PARIS, FRANCE [JANUARY 29, 2015] – Zuhair Murad’s Spring Couture collection was an evocation of water, which played out as a spectacle of gowns that dripped with beading and frothed along the runway. Indeed, he seemed to play up every possible design metaphor: rippling embroidery, pleating in waves around the waist, Watteau backs mimicking waterfalls, whirlpools of tulle at the shoulders, plunging necklines, a swimsuit bodice with a crystal-encrusted mermaid overlay, and, as if that weren’t enough, embellished boatnecks. By the show’s midpoint, those in attendance had gotten the drift.
Yet to Murad’s credit, no two creations were entirely alike. And two outliers were particularly pretty in the way they combined pale blue printed and embroidered flowers atop a peach silk organza base and bore little relation to the theme.

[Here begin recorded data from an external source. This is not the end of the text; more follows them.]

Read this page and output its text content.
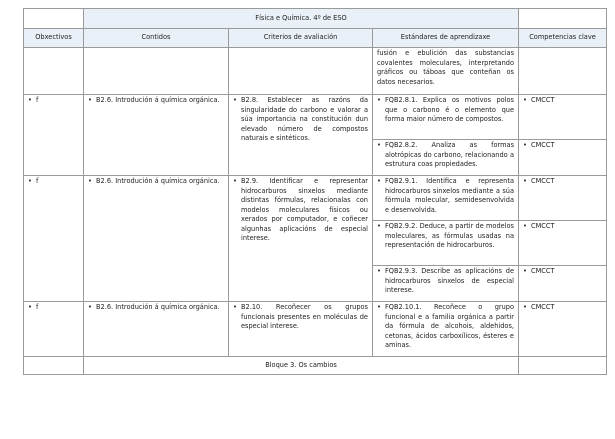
	Física e Química. 4º de ESO			
Obxectivos	Contidos	Criterios de avaliación	Estándares de aprendizaxe	Competencias clave
			fusión e ebulición das substancias covalentes moleculares, interpretando gráficos ou táboas que conteñan os datos necesarios.	

• f	• B2.6. Introdución á química orgánica.	• B2.8. Establecer as razóns da singularidade do carbono e valorar a súa importancia na constitución dun elevado número de compostos naturais e sintéticos.	• FQB2.8.1. Explica os motivos polos que o carbono é o elemento que forma maior número de compostos.	• CMCCT

			• FQB2.8.2. Analiza as formas alotrópicas do carbono, relacionando a estrutura coas propiedades.	• CMCCT

• f	• B2.6. Introdución á química orgánica.	• B2.9. Identificar e representar hidrocarburos sinxelos mediante distintas fórmulas, relacionalas con modelos moleculares físicos ou xerados por computador, e coñecer algunhas aplicacións de especial interese.	• FQB2.9.1. Identifica e representa hidrocarburos sinxelos mediante a súa fórmula molecular, semidesenvolvida e desenvolvida.	• CMCCT

			• FQB2.9.2. Deduce, a partir de modelos moleculares, as fórmulas usadas na representación de hidrocarburos.	• CMCCT

			• FQB2.9.3. Describe as aplicacións de hidrocarburos sinxelos de especial interese.	• CMCCT

• f	• B2.6. Introdución á química orgánica.	• B2.10. Recoñecer os grupos funcionais presentes en moléculas de especial interese.	• FQB2.10.1. Recoñece o grupo funcional e a familia orgánica a partir da fórmula de alcohois, aldehidos, cetonas, ácidos carboxílicos, ésteres e aminas.	• CMCCT

	Bloque 3. Os cambios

Another dress stood out because its bobbing back ruffle did not float with the lightness on display elsewhere. The penultimate look, a jumpsuit with a cascading skirt, could be a compelling red-carpet contender.

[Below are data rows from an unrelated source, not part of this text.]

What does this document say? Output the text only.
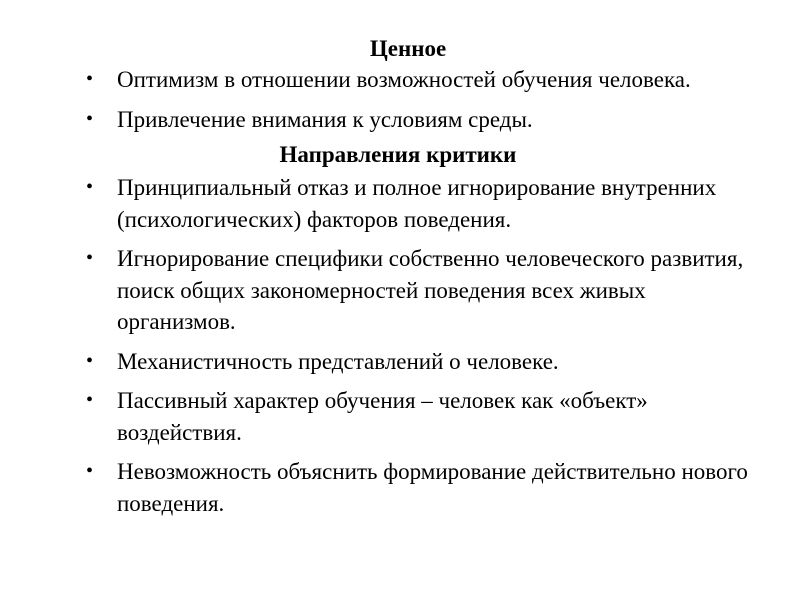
Ценное
• Оптимизм в отношении возможностей обучения человека.
• Привлечение внимания к условиям среды.
Направления критики
• Принципиальный отказ и полное игнорирование внутренних (психологических) факторов поведения.
• Игнорирование специфики собственно человеческого развития, поиск общих закономерностей поведения всех живых организмов.
• Механистичность представлений о человеке.
• Пассивный характер обучения – человек как «объект» воздействия.
• Невозможность объяснить формирование действительно нового поведения.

Murad’s audience consists heavily of regular clients—many flying in from Beirut, where he is based—and they often signal their approval with applause. This season, they singled out a cocktail dress with delicately embellished and scalloped batwing sleeves. The clapping also swelled for the fairy-tale wedding gown inspired by One Thousand and One Nights. The enormous train measured 5-by-5 meters and followed the model like a tide retreating from the shore. Thankfully, she was not required to steer herself around upon reaching the end of the runway.